Predicting secondary structures of RNA molecules is one of the fundamental problems of and thus a challenging task in computational structural biology. Existing prediction methods basically use the dynamic programming principle and are either based on a general thermodynamic model or on a specific probabilistic model, traditionally realized by a stochastic context-free grammar. To date, the applied grammars were rather simple and small and despite the fact that statistical approaches have become increasingly appreciated over the past years, a corresponding sampling algorithm based on a stochastic RNA structure model has not yet been devised. In addition, basically all popular state-of-the-art tools for computational structure prediction have the same worst-case time and space requirements of O(n^3) and O(n^2) for sequence length n, limiting their applicability for practical purposes due to the often quite large sizes of native RNA molecules. Accordingly, the prime demand imposed by biologists on computational prediction procedures is to reach a reduced waiting time for results that are not significantly less accurate.
We here deal with all of these issues, by describing algorithms and performing comprehensive studies that are based on sophisticated stochastic context-free grammars of similar complexity as those underlying thermodynamic prediction approaches, where all of our methods indeed make use of the concept of sampling. We also employ the approximation technique known from theoretical computer science in order to reach a heuristic worst-case speedup for RNA folding.

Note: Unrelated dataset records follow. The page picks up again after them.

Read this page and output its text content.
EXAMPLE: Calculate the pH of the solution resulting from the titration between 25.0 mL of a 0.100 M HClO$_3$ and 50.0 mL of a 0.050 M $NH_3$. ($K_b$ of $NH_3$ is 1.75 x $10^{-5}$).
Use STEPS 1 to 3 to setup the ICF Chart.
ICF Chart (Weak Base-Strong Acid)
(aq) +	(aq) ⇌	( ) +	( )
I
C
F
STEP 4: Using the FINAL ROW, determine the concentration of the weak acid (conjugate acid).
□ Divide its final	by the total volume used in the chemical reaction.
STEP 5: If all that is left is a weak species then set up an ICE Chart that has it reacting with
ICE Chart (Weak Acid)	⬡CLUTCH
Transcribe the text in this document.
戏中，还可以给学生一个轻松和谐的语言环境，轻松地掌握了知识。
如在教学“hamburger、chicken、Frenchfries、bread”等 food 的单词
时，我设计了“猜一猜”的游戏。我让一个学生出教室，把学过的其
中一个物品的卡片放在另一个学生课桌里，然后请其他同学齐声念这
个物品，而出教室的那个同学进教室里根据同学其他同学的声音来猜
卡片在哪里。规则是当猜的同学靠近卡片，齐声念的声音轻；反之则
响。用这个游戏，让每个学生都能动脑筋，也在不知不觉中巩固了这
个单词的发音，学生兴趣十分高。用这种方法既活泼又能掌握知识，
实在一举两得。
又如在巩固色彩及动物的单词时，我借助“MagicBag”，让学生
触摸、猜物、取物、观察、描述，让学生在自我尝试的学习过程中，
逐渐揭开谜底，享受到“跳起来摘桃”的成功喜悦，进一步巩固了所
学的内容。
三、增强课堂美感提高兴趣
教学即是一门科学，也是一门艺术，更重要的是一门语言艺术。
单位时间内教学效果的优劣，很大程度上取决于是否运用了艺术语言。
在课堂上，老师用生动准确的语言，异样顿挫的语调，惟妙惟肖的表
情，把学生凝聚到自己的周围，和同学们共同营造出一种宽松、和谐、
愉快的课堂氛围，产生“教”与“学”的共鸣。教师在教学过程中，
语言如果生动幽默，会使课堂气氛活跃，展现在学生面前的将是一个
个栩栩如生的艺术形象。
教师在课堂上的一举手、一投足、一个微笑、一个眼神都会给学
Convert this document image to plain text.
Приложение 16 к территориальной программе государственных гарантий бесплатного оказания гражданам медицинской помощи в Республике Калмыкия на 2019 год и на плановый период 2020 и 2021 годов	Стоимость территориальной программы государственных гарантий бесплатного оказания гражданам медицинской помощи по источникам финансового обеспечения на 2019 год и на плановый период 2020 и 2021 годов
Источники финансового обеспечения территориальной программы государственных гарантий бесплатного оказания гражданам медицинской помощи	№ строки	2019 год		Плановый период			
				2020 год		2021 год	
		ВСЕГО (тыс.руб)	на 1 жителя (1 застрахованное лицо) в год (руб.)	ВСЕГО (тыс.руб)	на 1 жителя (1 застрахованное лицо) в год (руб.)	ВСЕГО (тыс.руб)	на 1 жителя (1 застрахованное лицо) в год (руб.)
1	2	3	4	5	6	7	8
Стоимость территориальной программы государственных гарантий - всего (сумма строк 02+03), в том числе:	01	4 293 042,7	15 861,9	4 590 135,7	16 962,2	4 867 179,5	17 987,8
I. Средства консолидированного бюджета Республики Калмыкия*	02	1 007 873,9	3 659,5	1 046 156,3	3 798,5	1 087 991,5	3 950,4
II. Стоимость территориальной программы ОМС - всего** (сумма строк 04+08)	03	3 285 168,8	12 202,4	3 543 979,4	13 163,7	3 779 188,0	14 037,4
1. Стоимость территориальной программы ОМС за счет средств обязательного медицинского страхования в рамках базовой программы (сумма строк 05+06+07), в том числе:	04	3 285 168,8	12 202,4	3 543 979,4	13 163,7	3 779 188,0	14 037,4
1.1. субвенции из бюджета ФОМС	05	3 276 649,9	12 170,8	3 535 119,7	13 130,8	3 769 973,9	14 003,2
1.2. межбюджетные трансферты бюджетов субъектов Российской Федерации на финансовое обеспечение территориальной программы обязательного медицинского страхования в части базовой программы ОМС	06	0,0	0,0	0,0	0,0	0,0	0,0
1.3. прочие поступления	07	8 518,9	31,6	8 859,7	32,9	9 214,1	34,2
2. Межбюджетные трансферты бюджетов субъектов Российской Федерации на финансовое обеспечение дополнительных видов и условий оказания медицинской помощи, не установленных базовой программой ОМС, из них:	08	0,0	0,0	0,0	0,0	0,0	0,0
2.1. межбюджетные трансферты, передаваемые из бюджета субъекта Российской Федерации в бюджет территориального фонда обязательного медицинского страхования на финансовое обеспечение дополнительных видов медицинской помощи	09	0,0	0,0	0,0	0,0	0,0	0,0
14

Particularly, we start by describing a way for deriving a sequence-independent random sampler for an arbitrary class of RNAs by means of (weighted) unranking. The resulting algorithm may generate any secondary structure of a given fixed size n in only O(n·log(n)) time, where the results are observed to be accurate, validating its practical applicability.
With respect to RNA folding, we present a novel probabilistic sampling algorithm that generates statistically representative and reproducible samples of the entire ensemble of feasible structures for a particular input sequence. This method actually samples the possible foldings from a distribution implied by a suitable (traditional or length-dependent) grammar. Notably, we also propose several (new) ways for obtaining predictions from generated samples. Both variants have the same worst-case time and space complexities of O(n^3) and O(n^2) for sequence length n. Nevertheless, evaluations of our sampling methods show that they are actually capable of producing accurate (prediction) results.
In an attempt to resolve the long-standing problem of reducing the time complexity of RNA folding algorithms without sacrificing much of the accuracy of the results, we invented an innovative heuristic statistical sampling method that can be implemented to require only O(n^2) time for generating a fixed-size sample of candidate structures for a given sequence of length n. Since a reasonable prediction can still efficiently be obtained from the generated sample set, this approach finally reduces the worst-case time complexity by a liner factor compared to all existing precise methods. Notably, we also propose a novel (heuristic) sampling strategy as opposed to the common one typically applied for statistical sampling, which may produce more accurate results for particular settings. A validation of our heuristic sampling approach by comparison to several leading RNA secondary structure prediction tools indicates that it is capable of producing competitive predictions, but may require the consideration of large sample sizes.